I finally decided to confront them instead of feeling like I was being herded. What I experienced didn't surprise me - in fact it only validated what I already knew. These young people might as well have been tape recorders. As soon as I began asking background questions that deviated from their script they were lost and uncomfortable. Their shallow command of fact over their even shallower ability to pretend was sad to watch - if I had been their field manager I would have fired them. And so it goes with the metrosexual youth of the present day. Yes there are plenty of good kids out there - I have two that are educated and self-sufficient - but for most of them who are fresh out of mom and dad's house and living on their own, the discomfort of having to rely on themselves shows because they are still under warranty and clueless how the world operates. They deliver their speeches with varying degrees of skill, and once they unleash their script they just stand there like they just climaxed waiting to see where the momentum goes.

Most people just walk by. This by itself should tell them something. But when you've been recruited into a boiler plate room full of doe-eyed children in adult bodies dependent on their minimum wage plus draw compensation they don't connect the dots. Instead you get labor justification - a phenomenon I've been studying lately that basically says people believe in their work because they depend on it, not because they have critically assessed its value vs. their beliefs and personal satisfaction. As those of us who are old school twilight into our older years, we are being replaced by generations of youth that have had the benefit of decades of propaganda. It's no surprise to anyone around here that the takeover has been a generational project. It would appear the fruits of these labors are now sealed with unquestioned belief and a recoil effect if they are forced to operate outside their comfort zones.
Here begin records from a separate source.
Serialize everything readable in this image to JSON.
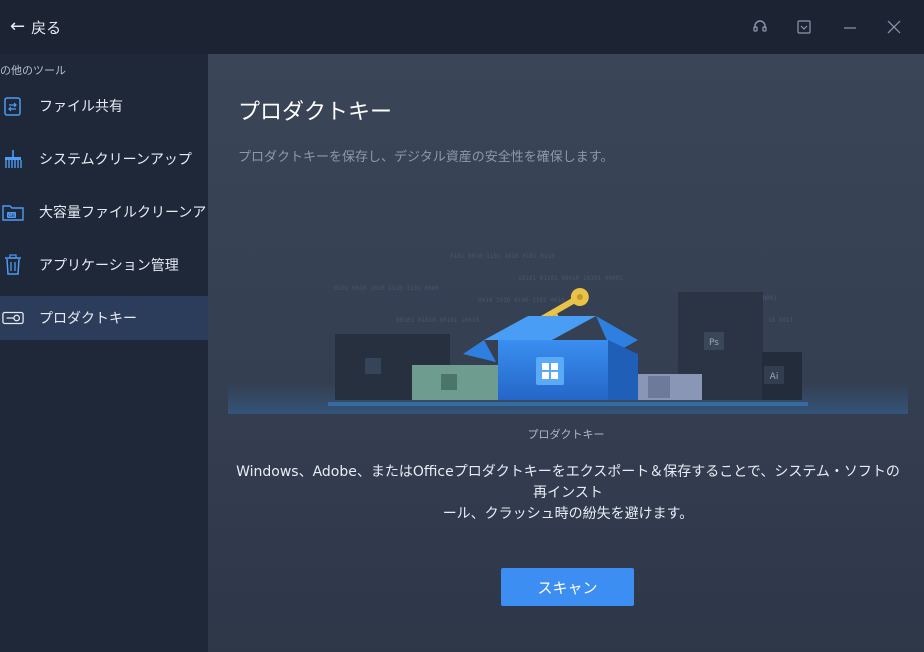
{
  "titlebar": {
    "back_label": "戻る",
    "back_icon": "arrow-left-icon",
    "controls": [
      "headset-icon",
      "dropdown-icon",
      "minimize-icon",
      "close-icon"
    ]
  },
  "sidebar": {
    "title": "の他のツール",
    "items": [
      {
        "label": "ファイル共有",
        "icon": "file-share-icon"
      },
      {
        "label": "システムクリーンアップ",
        "icon": "broom-icon"
      },
      {
        "label": "大容量ファイルクリーンアップ",
        "icon": "large-file-folder-icon"
      },
      {
        "label": "アプリケーション管理",
        "icon": "trash-icon"
      },
      {
        "label": "プロダクトキー",
        "icon": "key-icon",
        "active": true
      }
    ]
  },
  "main": {
    "title": "プロダクトキー",
    "subtitle": "プロダクトキーを保存し、デジタル資産の安全性を確保します。",
    "illustration_caption": "プロダクトキー",
    "description_line1": "Windows、Adobe、またはOfficeプロダクトキーをエクスポート＆保存することで、システム・ソフトの再インスト",
    "description_line2": "ール、クラッシュ時の紛失を避けます。",
    "scan_label": "スキャン",
    "illustration_badges": {
      "ps": "Ps",
      "ai": "Ai"
    }
  },
  "colors": {
    "accent": "#3d8ef2",
    "titlebar_bg": "#1c2433",
    "sidebar_bg": "#1e2838",
    "active_item_bg": "#2b3d5a",
    "main_bg": "#3a4558",
    "key_gold": "#e8c347"
  }
}
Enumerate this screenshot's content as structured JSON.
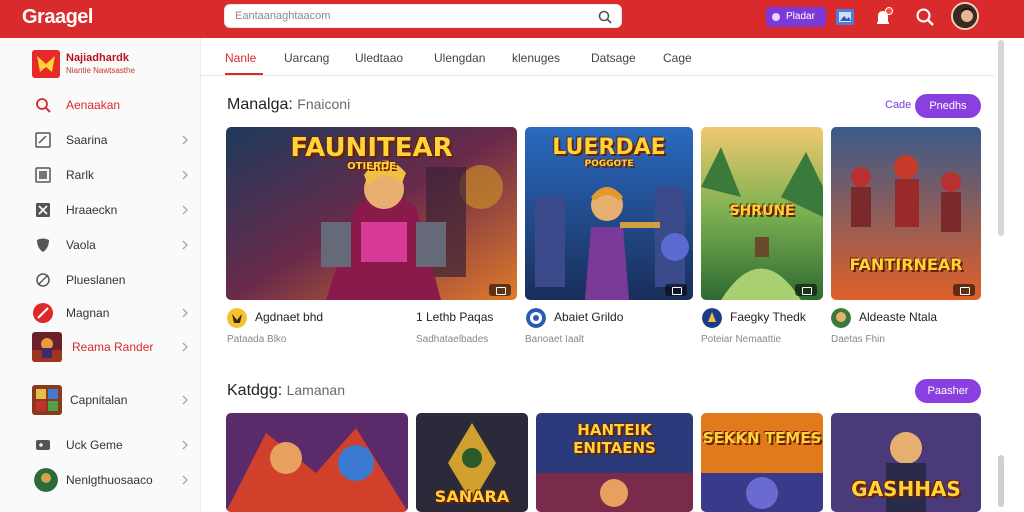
{
  "app": {
    "logo": "Graagel"
  },
  "search": {
    "text": "Eantaanaghtaacom"
  },
  "header": {
    "pill_label": "Pladar"
  },
  "sidebar": {
    "brand_title": "Najiadhardk",
    "brand_sub": "Niantie Nawtsasthe",
    "items": [
      {
        "label": "Aenaakan"
      },
      {
        "label": "Saarina"
      },
      {
        "label": "Rarlk"
      },
      {
        "label": "Hraaeckn"
      },
      {
        "label": "Vaola"
      },
      {
        "label": "Plueslanen"
      },
      {
        "label": "Magnan"
      },
      {
        "label": "Reama Rander"
      },
      {
        "label": "Capnitalan"
      },
      {
        "label": "Uck Geme"
      },
      {
        "label": "Nenlgthuosaaco"
      }
    ]
  },
  "tabs": [
    {
      "label": "Nanle"
    },
    {
      "label": "Uarcang"
    },
    {
      "label": "Uledtaao"
    },
    {
      "label": "Ulengdan"
    },
    {
      "label": "klenuges"
    },
    {
      "label": "Datsage"
    },
    {
      "label": "Cage"
    }
  ],
  "section1": {
    "title": "Manalga:",
    "subtitle": "Fnaiconi",
    "link": "Cade",
    "button": "Pnedhs",
    "cards": [
      {
        "art": "FAUNITEAR",
        "art_sub": "OTIERDE",
        "title": "Agdnaet bhd",
        "sub": "Pataada Blko"
      },
      {
        "art": "LUERDAE",
        "art_sub": "POGGOTE",
        "title": "Abaiet Grildo",
        "sub": "Banoaet Iaalt"
      },
      {
        "art": "SHRUNE",
        "art_sub": "",
        "title": "Faegky Thedk",
        "sub": "Poteiar Nemaattie"
      },
      {
        "art": "FANTIRNEAR",
        "art_sub": "",
        "title": "Aldeaste Ntala",
        "sub": "Daetas Fhin"
      }
    ],
    "extra_meta": {
      "title": "1 Lethb Paqas",
      "sub": "Sadhataelbades"
    }
  },
  "section2": {
    "title": "Katdgg:",
    "subtitle": "Lamanan",
    "button": "Paasher",
    "cards": [
      {
        "art": ""
      },
      {
        "art": "SANARA"
      },
      {
        "art": "HANTEIK ENITAENS"
      },
      {
        "art": "SEKKN TEMES"
      },
      {
        "art": "GASHHAS"
      }
    ]
  },
  "colors": {
    "brand": "#d92b2b",
    "accent": "#8a3fe0"
  }
}
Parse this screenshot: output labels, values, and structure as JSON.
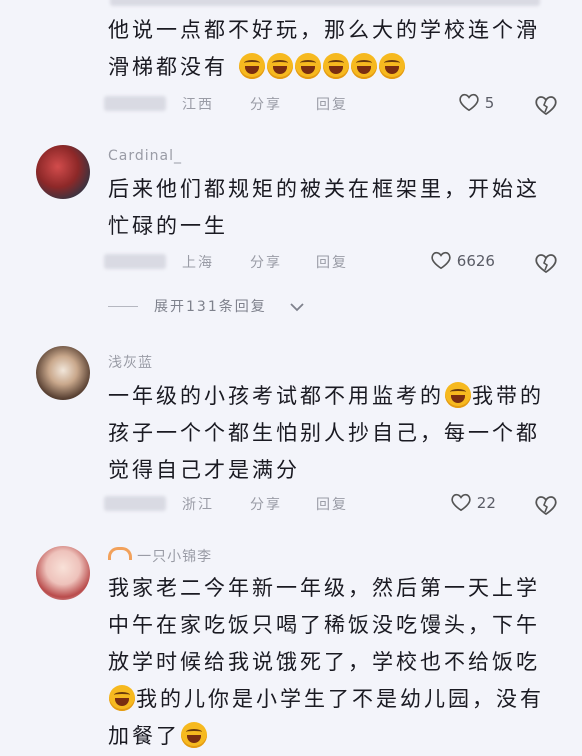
{
  "comments": [
    {
      "name": "",
      "lines": [
        "他说一点都不好玩，那么大的学校连个滑",
        "滑梯都没有"
      ],
      "emoji_count": 6,
      "location": "江西",
      "share": "分享",
      "reply": "回复",
      "likes": "5"
    },
    {
      "name": "Cardinal_",
      "lines": [
        "后来他们都规矩的被关在框架里，开始这",
        "忙碌的一生"
      ],
      "location": "上海",
      "share": "分享",
      "reply": "回复",
      "likes": "6626"
    },
    {
      "name": "浅灰蓝",
      "lines": [
        "一年级的小孩考试都不用监考的",
        "我带的",
        "孩子一个个都生怕别人抄自己，每一个都",
        "觉得自己才是满分"
      ],
      "location": "浙江",
      "share": "分享",
      "reply": "回复",
      "likes": "22"
    },
    {
      "name": "一只小锦李",
      "lines": [
        "我家老二今年新一年级，然后第一天上学",
        "中午在家吃饭只喝了稀饭没吃馒头，下午",
        "放学时候给我说饿死了，学校也不给饭吃",
        "我的儿你是小学生了不是幼儿园，没有",
        "加餐了"
      ]
    }
  ],
  "expand_replies": "展开131条回复",
  "colors": {
    "background": "#f3f4fa",
    "meta": "#9a9ca6",
    "text": "#1a1a22"
  },
  "icons": [
    "heart-icon",
    "dislike-heart-icon",
    "chevron-down-icon",
    "emoji-laugh-icon",
    "emoji-cry-laugh-icon"
  ]
}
By the time I was finished, the other canvasser had come over attempting to first persuade me, then when that obviously didn't work she attempted to ridicule me. Not falling for it I pointed out she had failed to deliver her message, was not thinking independently, and the entire dog and pony show was using them as cannon fodder. It really made their faces go blank when I told them the organization they worked for would throw them under the bus the minute their fund raising didn't meet goals and the whole thing was a numbers game. The thing that stands out here is the common framework of technique. Regardless of the cause or the organization, it's always the same shtick - a loud greeting phrased in such a way to promote guilt in public if you dare disagree. Those that say no thank you and walk by still hang their heads or try to be inconspicuous for not playing the game like there's a omnipotent judgment in society they just violated.

This kind if disingenuous training and behavior is so easy to foist on impressionable youth. They are desperate to belong, to be accepted, to be seen as smart. The net they cast is a lie, but instead of asking questions they obey. That is a behavior in vogue now - be a part of something bigger instead of being yourself regardless of its level of honesty. As I left all I could think of was the Ted Striker scene in Airplane! when he runs the gauntlet of activists to reach his plane. That, and the uncomfortable feeling we are far outnumbered and these people could just as easily be on every corner spying for a gratuitous satisfaction they don't even understand.